Comment by Sandi on Welcome to Less Wrong! (11th thread, January 2017) (Thread B) · 2017-02-09T21:08:55.234Z · LW · GW

Depending on where you are in your life and education, you could consider enrolling in graduate school.

If I've managed to translate "graduate school" to our educational system correctly, then I currently am in undergraduate school. Our mileages vary by quite a bit, most people I meet aren't of the caliber. Also, it's hard to find out if they are. Socially etiquette prevents me from bringing up the heavy hitting topics except on rare occasions.

I guess I should work on my social skills then cast a bigger net. The larger the sample, the better odds I have of finding someone worthwhile. Needless to say I'm introverted and socialization doesn't come easily, but I'll find a way.

I do this too.

Oh, thank the proverbial God.

Comment by Sandi on Welcome to Less Wrong! (11th thread, January 2017) (Thread B) · 2017-02-08T22:15:13.245Z · LW · GW

I'm not 100% clear as to where the non-ambitious posts should go, so I will write my question here.

Do you know of a practical way of finding intellectual friends, so as to have challenging/interesting conversations more often?
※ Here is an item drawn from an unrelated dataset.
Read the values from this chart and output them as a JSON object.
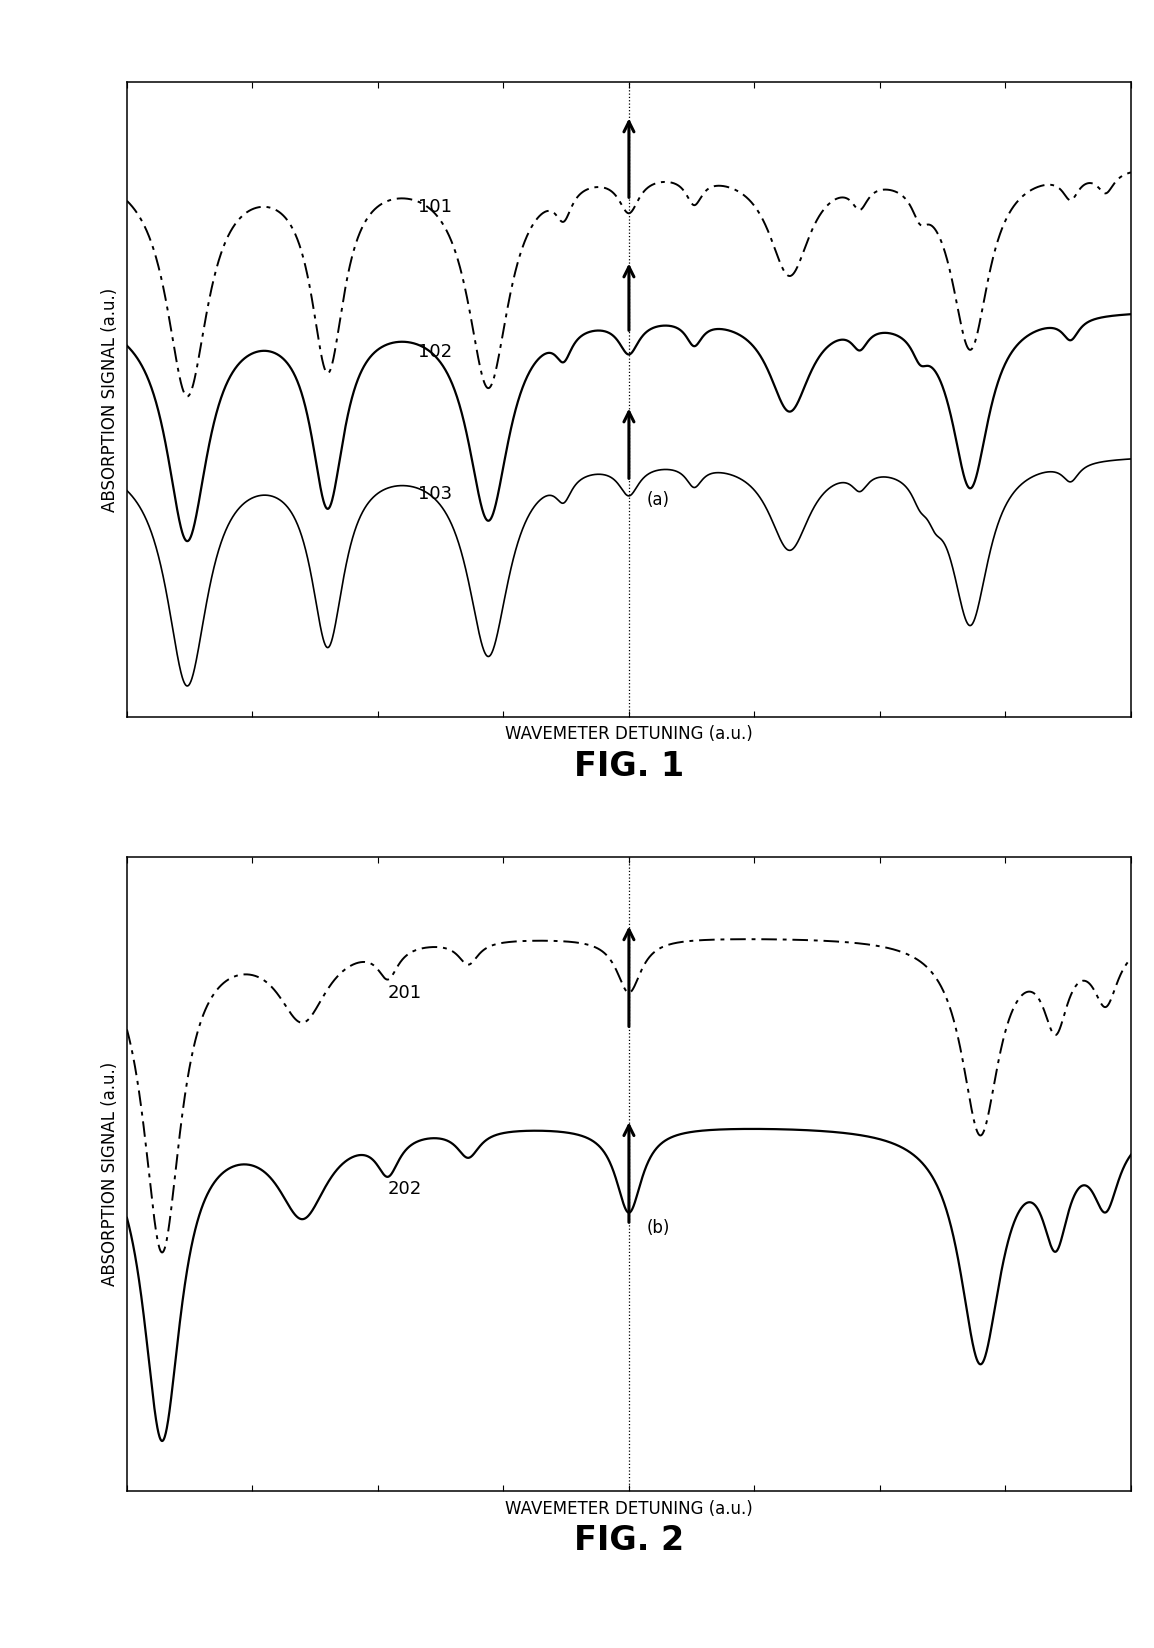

Not only is the social aspect of friendship in general invaluable (of course I wouldn't be asking here if that was the sole reason), but I assume talking about the topics I care and think about will force me to flesh them out and keep me closer to Truth, and is a great source of novelty. So, from a purely practical standpoint (although I don't deny other motives), I want to improve this part of my life.

Sporadic discourse with my normal friends often pops up in unsuitable conditions and with underequipped participants. Meeting the right type of person in real life takes a huge sample and social skills. Focused forums, like this one, contain the right type of people and are very useful, but lacking in one-to-one personal and casual conversation (neither method is superior, I'd prefer a mix of both to the current imbalance).
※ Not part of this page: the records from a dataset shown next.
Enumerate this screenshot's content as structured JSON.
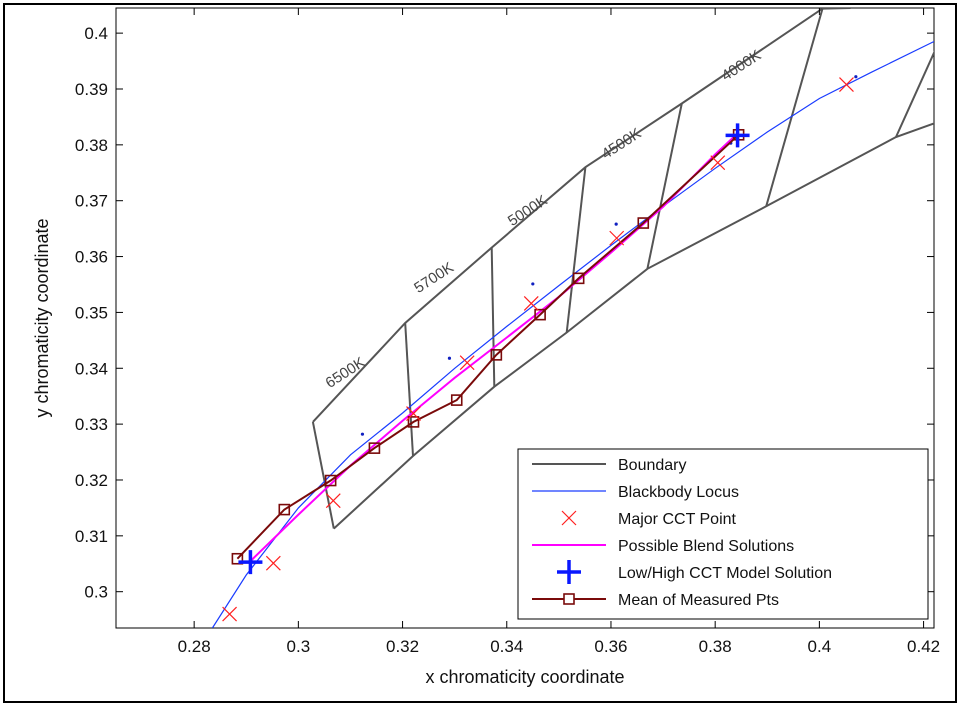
{
  "chart_data": {
    "type": "line",
    "title": "",
    "xlabel": "x chromaticity coordinate",
    "ylabel": "y chromaticity coordinate",
    "xlim": [
      0.265,
      0.422
    ],
    "ylim": [
      0.2935,
      0.4045
    ],
    "x_ticks": [
      0.28,
      0.3,
      0.32,
      0.34,
      0.36,
      0.38,
      0.4,
      0.42
    ],
    "y_ticks": [
      0.3,
      0.31,
      0.32,
      0.33,
      0.34,
      0.35,
      0.36,
      0.37,
      0.38,
      0.39,
      0.4
    ],
    "x_tick_labels": [
      "0.28",
      "0.3",
      "0.32",
      "0.34",
      "0.36",
      "0.38",
      "0.4",
      "0.42"
    ],
    "y_tick_labels": [
      "0.3",
      "0.31",
      "0.32",
      "0.33",
      "0.34",
      "0.35",
      "0.36",
      "0.37",
      "0.38",
      "0.39",
      "0.4"
    ],
    "grid": false,
    "legend_position": "bottom-right",
    "colors": {
      "boundary": "#555555",
      "blackbody": "#1a3cff",
      "major_cct": "#ff2020",
      "blend": "#ff00ff",
      "model": "#0a18ff",
      "measured": "#7a0a0a",
      "dots": "#1020c0"
    },
    "legend": [
      {
        "key": "boundary",
        "label": "Boundary",
        "style": "line"
      },
      {
        "key": "blackbody",
        "label": "Blackbody Locus",
        "style": "line"
      },
      {
        "key": "major_cct",
        "label": "Major CCT Point",
        "style": "x"
      },
      {
        "key": "blend",
        "label": "Possible Blend Solutions",
        "style": "line"
      },
      {
        "key": "model",
        "label": "Low/High CCT Model Solution",
        "style": "plus"
      },
      {
        "key": "measured",
        "label": "Mean of Measured Pts",
        "style": "line-square"
      }
    ],
    "cct_labels": [
      {
        "text": "6500K",
        "x": 0.3095,
        "y": 0.3385
      },
      {
        "text": "5700K",
        "x": 0.3265,
        "y": 0.3555
      },
      {
        "text": "5000K",
        "x": 0.3445,
        "y": 0.3675
      },
      {
        "text": "4500K",
        "x": 0.3625,
        "y": 0.3795
      },
      {
        "text": "4000K",
        "x": 0.3855,
        "y": 0.3935
      }
    ],
    "boundary_series": [
      {
        "name": "lower-band",
        "x": [
          0.3068,
          0.322,
          0.3376,
          0.3515,
          0.367,
          0.3898,
          0.4147,
          0.4225
        ],
        "y": [
          0.3113,
          0.3243,
          0.3367,
          0.3464,
          0.3578,
          0.369,
          0.3814,
          0.384
        ]
      },
      {
        "name": "upper-band",
        "x": [
          0.3028,
          0.3205,
          0.3371,
          0.3551,
          0.3736,
          0.4006,
          0.406
        ],
        "y": [
          0.3304,
          0.3481,
          0.3616,
          0.376,
          0.3874,
          0.4044,
          0.4045
        ]
      },
      {
        "name": "6500K-quad",
        "x": [
          0.3028,
          0.3068
        ],
        "y": [
          0.3304,
          0.3113
        ]
      },
      {
        "name": "5700K-quad",
        "x": [
          0.3205,
          0.322
        ],
        "y": [
          0.3481,
          0.3243
        ]
      },
      {
        "name": "5000K-quad",
        "x": [
          0.3371,
          0.3376
        ],
        "y": [
          0.3616,
          0.3367
        ]
      },
      {
        "name": "4500K-quad",
        "x": [
          0.3551,
          0.3515
        ],
        "y": [
          0.376,
          0.3464
        ]
      },
      {
        "name": "4000K-quad",
        "x": [
          0.3736,
          0.367
        ],
        "y": [
          0.3874,
          0.3578
        ]
      },
      {
        "name": "3500K-quad",
        "x": [
          0.4006,
          0.3898
        ],
        "y": [
          0.4044,
          0.369
        ]
      },
      {
        "name": "3000K-quad",
        "x": [
          0.4225,
          0.4147
        ],
        "y": [
          0.3975,
          0.3814
        ]
      }
    ],
    "blackbody_locus": {
      "x": [
        0.2835,
        0.29,
        0.3,
        0.31,
        0.32,
        0.33,
        0.34,
        0.35,
        0.36,
        0.37,
        0.38,
        0.39,
        0.4,
        0.41,
        0.422
      ],
      "y": [
        0.2935,
        0.303,
        0.315,
        0.3245,
        0.332,
        0.34,
        0.3475,
        0.3548,
        0.362,
        0.369,
        0.3758,
        0.3823,
        0.3883,
        0.393,
        0.3985
      ]
    },
    "major_cct_points": {
      "x": [
        0.2868,
        0.2952,
        0.3067,
        0.3221,
        0.3324,
        0.3447,
        0.3611,
        0.3805,
        0.4052
      ],
      "y": [
        0.296,
        0.3051,
        0.3163,
        0.3319,
        0.341,
        0.3516,
        0.3633,
        0.3768,
        0.3908
      ]
    },
    "blue_dots": {
      "x": [
        0.3123,
        0.329,
        0.345,
        0.361,
        0.383,
        0.407
      ],
      "y": [
        0.3282,
        0.3418,
        0.3551,
        0.3658,
        0.3803,
        0.3922
      ]
    },
    "possible_blend_solutions": {
      "x": [
        0.2905,
        0.3,
        0.31,
        0.32,
        0.33,
        0.34,
        0.35,
        0.36,
        0.37,
        0.38,
        0.384
      ],
      "y": [
        0.3052,
        0.3138,
        0.3226,
        0.3306,
        0.3383,
        0.3455,
        0.3528,
        0.3607,
        0.3689,
        0.3783,
        0.3818
      ]
    },
    "model_solutions": {
      "x": [
        0.2908,
        0.3843
      ],
      "y": [
        0.3053,
        0.3817
      ]
    },
    "mean_measured_points": {
      "x": [
        0.2883,
        0.2973,
        0.3062,
        0.3146,
        0.3221,
        0.3304,
        0.338,
        0.3464,
        0.3538,
        0.3662,
        0.3845
      ],
      "y": [
        0.3059,
        0.3147,
        0.3199,
        0.3257,
        0.3304,
        0.3343,
        0.3424,
        0.3496,
        0.3561,
        0.366,
        0.3818
      ]
    }
  }
}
Fun fact about me (or a thinly vailed plea for a diagnosis): Often when I'm bothered by a problem or simply bored, my mind will conjure vivid conversations with one of my friends and have us argue this problem. I never actually aim for it to happen, it's as spontaneous as normal thinking. I have no proof, but I'd say those imaginary conversations are more productive, because my imaginary listeners will disagree or misunderstand me, raising important points or faults in my reasoning. Whereas with normal thinking, I agree with myself the wast majority of time.